Sep 17, 2015 - Sale 2391

Sale 2391 - Lot 108

Price Realized: $ 845
?Final Price Realized includes Buyer’s Premium added to Hammer Price
Estimate: $ 600 - $ 900
(CIVIL WAR--MARYLAND.) Letters to a Baltimore woman from Stanton, Wool, and a general's wife regarding her secessionist husband and son. 3 letters, various sizes, condition strong. Vp, 1862-63

Additional Details

These letters were addressed to Annie Campbell Gordon Thomas (1819-1886), wife of Maryland legislator and secessionist John Hanson Thomas (1813-1881). Mr.
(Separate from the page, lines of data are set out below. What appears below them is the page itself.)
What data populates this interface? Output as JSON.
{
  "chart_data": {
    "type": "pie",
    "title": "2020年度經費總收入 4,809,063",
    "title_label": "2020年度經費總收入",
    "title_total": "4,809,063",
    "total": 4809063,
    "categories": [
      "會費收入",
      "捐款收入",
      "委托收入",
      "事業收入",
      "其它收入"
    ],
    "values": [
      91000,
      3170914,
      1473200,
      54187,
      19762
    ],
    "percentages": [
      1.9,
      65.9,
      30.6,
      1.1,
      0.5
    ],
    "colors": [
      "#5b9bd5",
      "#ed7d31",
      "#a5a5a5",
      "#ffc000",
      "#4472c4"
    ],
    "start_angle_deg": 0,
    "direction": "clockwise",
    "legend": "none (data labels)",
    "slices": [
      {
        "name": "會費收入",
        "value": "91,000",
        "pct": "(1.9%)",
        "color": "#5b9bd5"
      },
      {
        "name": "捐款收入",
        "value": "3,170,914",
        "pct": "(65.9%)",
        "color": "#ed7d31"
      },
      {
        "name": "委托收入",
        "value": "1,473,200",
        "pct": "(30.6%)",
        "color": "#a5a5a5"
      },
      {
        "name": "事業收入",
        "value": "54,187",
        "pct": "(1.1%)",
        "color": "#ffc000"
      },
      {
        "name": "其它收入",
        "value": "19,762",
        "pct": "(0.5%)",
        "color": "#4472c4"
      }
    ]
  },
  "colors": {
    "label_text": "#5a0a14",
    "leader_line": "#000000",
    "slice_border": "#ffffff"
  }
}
Thomas was arrested in September 1861 for his ardent pro-Southern views, and apparently one of her sons joined the Confederate army, leaving Annie to negotiate with Union leadership--a task she seemed to have great success with. These letters include:
John E. Wool. Autograph Letter Signed as Major General in command of Union forces in Baltimore, 7 December 1862: "I did not come to Baltimore as an enemy to her citizens and certainly not to those of your sex. I came as a protector and to guard the citizens against evil men, and not to punish or imprison them because they did not think with me on the exciting subjects of the day. . . . It would be a source of extreme regret to me if any evil should befall you." Enclosed are Wool's printed calling card and a newspaper clipping regarding his views.
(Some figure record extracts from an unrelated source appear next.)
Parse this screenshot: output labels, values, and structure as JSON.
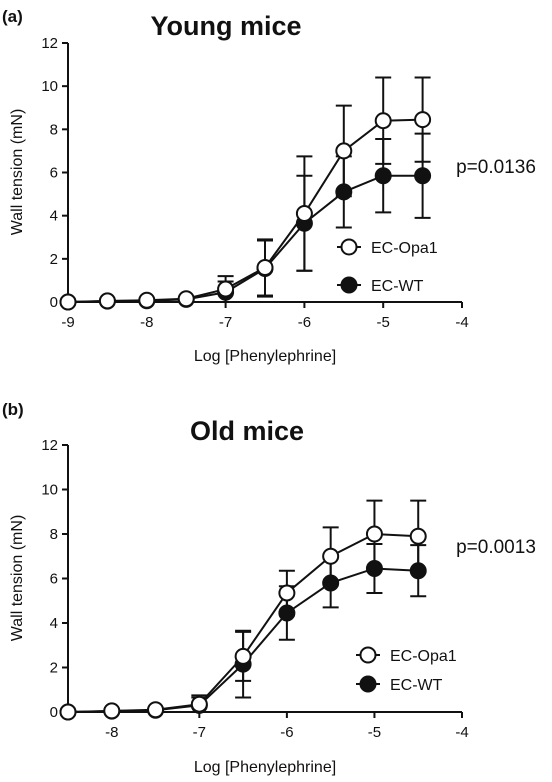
{
  "chart_data": [
    {
      "type": "line",
      "panel_label": "(a)",
      "title": "Young mice",
      "xlabel": "Log [Phenylephrine]",
      "ylabel": "Wall tension (mN)",
      "xlim": [
        -9,
        -4
      ],
      "ylim": [
        0,
        12
      ],
      "xticks": [
        "-9",
        "-8",
        "-7",
        "-6",
        "-5",
        "-4"
      ],
      "xtick_values": [
        -9,
        -8,
        -7,
        -6,
        -5,
        -4
      ],
      "yticks": [
        "0",
        "2",
        "4",
        "6",
        "8",
        "10",
        "12"
      ],
      "ytick_values": [
        0,
        2,
        4,
        6,
        8,
        10,
        12
      ],
      "annotation": "p=0.0136",
      "legend_position": "lower-right",
      "grid": false,
      "x": [
        -9,
        -8.5,
        -8,
        -7.5,
        -7,
        -6.5,
        -6,
        -5.5,
        -5,
        -4.5
      ],
      "series": [
        {
          "name": "EC-Opa1",
          "marker": "open-circle",
          "values": [
            0.0,
            0.05,
            0.08,
            0.15,
            0.6,
            1.6,
            4.1,
            7.0,
            8.4,
            8.45
          ],
          "errors": [
            0.05,
            0.05,
            0.1,
            0.15,
            0.6,
            1.3,
            2.65,
            2.1,
            2.0,
            1.95
          ]
        },
        {
          "name": "EC-WT",
          "marker": "filled-circle",
          "values": [
            0.0,
            0.04,
            0.06,
            0.12,
            0.45,
            1.55,
            3.65,
            5.1,
            5.85,
            5.85
          ],
          "errors": [
            0.05,
            0.05,
            0.1,
            0.1,
            0.5,
            1.3,
            2.2,
            1.65,
            1.7,
            1.95
          ]
        }
      ]
    },
    {
      "type": "line",
      "panel_label": "(b)",
      "title": "Old mice",
      "xlabel": "Log [Phenylephrine]",
      "ylabel": "Wall tension (mN)",
      "xlim": [
        -8.5,
        -4
      ],
      "ylim": [
        0,
        12
      ],
      "xticks": [
        "-8",
        "-7",
        "-6",
        "-5",
        "-4"
      ],
      "xtick_values": [
        -8,
        -7,
        -6,
        -5,
        -4
      ],
      "yticks": [
        "0",
        "2",
        "4",
        "6",
        "8",
        "10",
        "12"
      ],
      "ytick_values": [
        0,
        2,
        4,
        6,
        8,
        10,
        12
      ],
      "annotation": "p=0.0013",
      "legend_position": "lower-right",
      "grid": false,
      "x": [
        -8.5,
        -8,
        -7.5,
        -7,
        -6.5,
        -6,
        -5.5,
        -5,
        -4.5
      ],
      "series": [
        {
          "name": "EC-Opa1",
          "marker": "open-circle",
          "values": [
            0.0,
            0.05,
            0.1,
            0.35,
            2.5,
            5.35,
            7.0,
            8.0,
            7.9
          ],
          "errors": [
            0.05,
            0.05,
            0.1,
            0.4,
            1.1,
            1.0,
            1.3,
            1.5,
            1.6
          ]
        },
        {
          "name": "EC-WT",
          "marker": "filled-circle",
          "values": [
            0.0,
            0.04,
            0.08,
            0.3,
            2.15,
            4.45,
            5.8,
            6.45,
            6.35
          ],
          "errors": [
            0.05,
            0.05,
            0.1,
            0.35,
            1.5,
            1.2,
            1.1,
            1.1,
            1.15
          ]
        }
      ]
    }
  ],
  "colors": {
    "ink": "#111111",
    "open_fill": "#ffffff",
    "filled": "#111111"
  }
}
Edwin M. Stanton. Letter Signed as Secretary of War. Washington, 20 August 1863: "You are authorized to send your son a reasonable supply of his ordinary clothing and necessaries, to be inspected . . . and delivered at City Point for your son." With the original War Department envelope bearing Stanton's free-frank signature.
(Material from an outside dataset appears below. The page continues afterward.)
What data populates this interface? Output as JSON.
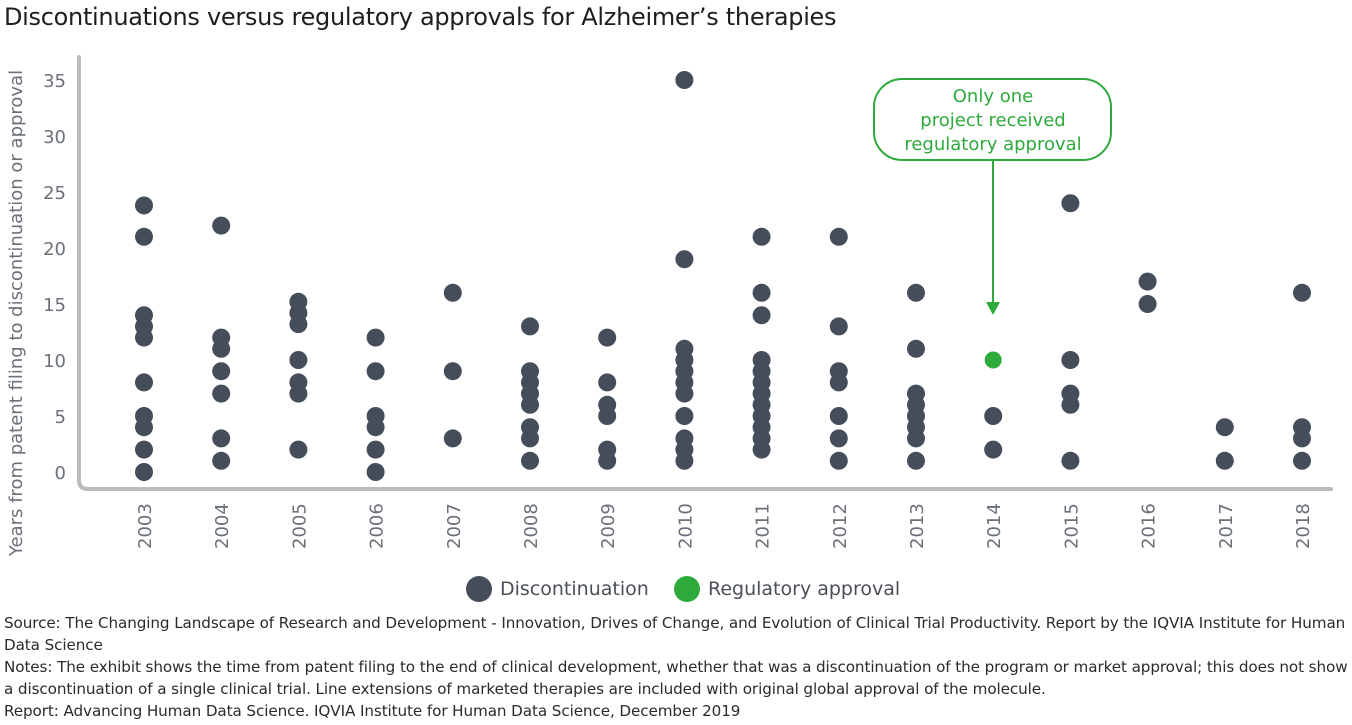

Mary A. Morris, wife of USA Brigadier General William W. Morris. Autograph Letter Signed, Fort McHenry, MD, 26 August 1863: The General promised to send Mrs. Thomas a pass tomorrow, "but as I know he does not always remember, and that beside involving you in the disagreeable task of pushing through all those officials, if he should not, the delay of a day might lose you a week in the flag of truce boat, I wrote the permit and had the pleasure of endorsing it."